The welcoming responses from automakers came as a surprise to some, especially after the same companies vehemently battled less strict standards two years ago. Back then, the U.S. Congress called for the manufacturers to reach an average fuel economy of 35 mpg by 2020. Automakers responded by saying the 35-mpg standard would force them out of business.
Those standards now seem soft, however, in the face of last week's ruling, which calls for autos to hit 39 mpg by 2016 and for light trucks to average 30 mpg.
The new rules are expected to pose huge challenges for automakers, who must ratchet up their engineering efforts in batteries, materials, diesel engines and hybrid technologies. In 2007, the Alliance of Automobile Manufacturers argued that making such changes by 2020 was not possible. "Lead time is exceptionally important to auto manufacturers because of the cost involved in redesigning an automobile and re-tooling the plants," said Charles Territo of the Alliance in a 2007 interview with Design News. "You also have to consider the time it takes to identify suppliers and make sure the vehicle meets all the safety and emission requirements."
Auto makers said last week they are particularly encouraged by the fact that under the new ruling there will now be only one set of fuel efficiency standards, instead of several conflicting state-by-state standards.
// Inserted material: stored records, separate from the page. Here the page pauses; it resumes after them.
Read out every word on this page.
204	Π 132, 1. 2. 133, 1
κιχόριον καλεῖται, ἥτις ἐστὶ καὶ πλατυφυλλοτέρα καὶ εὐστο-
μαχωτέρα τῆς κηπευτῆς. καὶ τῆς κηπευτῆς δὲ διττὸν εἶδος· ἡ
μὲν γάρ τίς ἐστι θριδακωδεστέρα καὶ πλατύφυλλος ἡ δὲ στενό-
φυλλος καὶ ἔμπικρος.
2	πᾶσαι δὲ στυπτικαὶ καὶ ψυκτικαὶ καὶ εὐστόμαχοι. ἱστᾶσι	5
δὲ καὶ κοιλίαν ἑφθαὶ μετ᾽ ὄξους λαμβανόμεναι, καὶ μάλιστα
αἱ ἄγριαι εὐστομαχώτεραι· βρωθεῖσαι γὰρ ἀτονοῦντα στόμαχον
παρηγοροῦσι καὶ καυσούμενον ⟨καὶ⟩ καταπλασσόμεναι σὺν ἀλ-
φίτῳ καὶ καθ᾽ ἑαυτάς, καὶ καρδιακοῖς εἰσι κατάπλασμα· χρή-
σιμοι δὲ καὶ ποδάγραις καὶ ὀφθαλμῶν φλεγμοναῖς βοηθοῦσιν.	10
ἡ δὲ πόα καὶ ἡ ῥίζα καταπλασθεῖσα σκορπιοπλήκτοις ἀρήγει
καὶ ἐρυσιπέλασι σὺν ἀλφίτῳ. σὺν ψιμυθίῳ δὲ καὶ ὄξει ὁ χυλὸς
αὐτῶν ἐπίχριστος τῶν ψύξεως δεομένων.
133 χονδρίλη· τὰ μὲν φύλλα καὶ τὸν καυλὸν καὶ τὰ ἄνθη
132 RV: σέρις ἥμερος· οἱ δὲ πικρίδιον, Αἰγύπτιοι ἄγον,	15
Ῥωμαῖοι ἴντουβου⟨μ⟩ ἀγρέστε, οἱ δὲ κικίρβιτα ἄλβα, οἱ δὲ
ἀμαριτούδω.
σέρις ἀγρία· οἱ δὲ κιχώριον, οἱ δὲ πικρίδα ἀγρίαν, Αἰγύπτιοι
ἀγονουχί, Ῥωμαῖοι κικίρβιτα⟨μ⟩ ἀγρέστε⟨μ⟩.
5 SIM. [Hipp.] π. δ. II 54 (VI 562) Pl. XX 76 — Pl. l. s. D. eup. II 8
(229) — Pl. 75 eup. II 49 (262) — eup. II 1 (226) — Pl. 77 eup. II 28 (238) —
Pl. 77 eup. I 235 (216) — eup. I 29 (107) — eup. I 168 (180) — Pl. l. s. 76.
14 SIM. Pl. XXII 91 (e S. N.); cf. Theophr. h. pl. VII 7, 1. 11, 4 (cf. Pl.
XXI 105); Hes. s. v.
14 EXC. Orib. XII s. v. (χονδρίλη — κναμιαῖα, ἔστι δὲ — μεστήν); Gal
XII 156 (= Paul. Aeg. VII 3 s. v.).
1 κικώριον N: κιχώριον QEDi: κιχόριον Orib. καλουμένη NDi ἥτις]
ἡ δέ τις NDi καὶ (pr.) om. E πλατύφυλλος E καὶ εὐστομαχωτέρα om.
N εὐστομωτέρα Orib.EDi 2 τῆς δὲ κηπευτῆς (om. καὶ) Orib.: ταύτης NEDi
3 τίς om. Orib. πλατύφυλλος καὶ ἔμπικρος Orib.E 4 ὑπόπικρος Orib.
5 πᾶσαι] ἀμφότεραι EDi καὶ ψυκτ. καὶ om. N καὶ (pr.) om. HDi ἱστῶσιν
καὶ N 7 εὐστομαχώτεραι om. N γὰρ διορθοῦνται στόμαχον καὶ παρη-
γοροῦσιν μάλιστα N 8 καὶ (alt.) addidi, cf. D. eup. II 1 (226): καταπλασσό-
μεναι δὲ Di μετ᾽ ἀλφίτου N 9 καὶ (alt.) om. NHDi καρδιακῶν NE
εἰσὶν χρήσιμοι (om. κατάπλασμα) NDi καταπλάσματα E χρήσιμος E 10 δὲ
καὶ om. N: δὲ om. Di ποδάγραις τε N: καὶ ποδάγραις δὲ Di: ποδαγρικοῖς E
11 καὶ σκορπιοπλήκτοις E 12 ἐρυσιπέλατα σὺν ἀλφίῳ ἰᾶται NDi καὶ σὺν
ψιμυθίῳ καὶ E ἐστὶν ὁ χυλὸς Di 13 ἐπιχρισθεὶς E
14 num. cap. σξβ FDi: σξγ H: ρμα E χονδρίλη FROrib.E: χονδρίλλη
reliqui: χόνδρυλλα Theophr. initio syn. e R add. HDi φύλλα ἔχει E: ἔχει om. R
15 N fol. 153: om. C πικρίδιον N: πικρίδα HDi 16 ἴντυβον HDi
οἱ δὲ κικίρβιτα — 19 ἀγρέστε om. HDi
Automotive experts said last week the new goals are technologically attainable, but will pose an economic challenge. They could be derailed by spiraling costs, safety issues or gasoline prices, they said. Dr. David Cole, chairman of the Center for Automotive Research and a former professor of automotive engineering at the University of Michigan, said government estimates of $1,300 per vehicle to bring the fleets into compliance are too low. "The government is way, way off on the costs," Cole said. "Just look at the cost of hybridizing. You're looking at $3,000 to $4,000 just for that."
Cole contends automakers are complying with new demands because of their financial condition and their newfound dependence on government aid.
"In these financial times, the auto companies are not going to do anything to tick off the government," Cole said. "They've got to live first and worry about everything else later."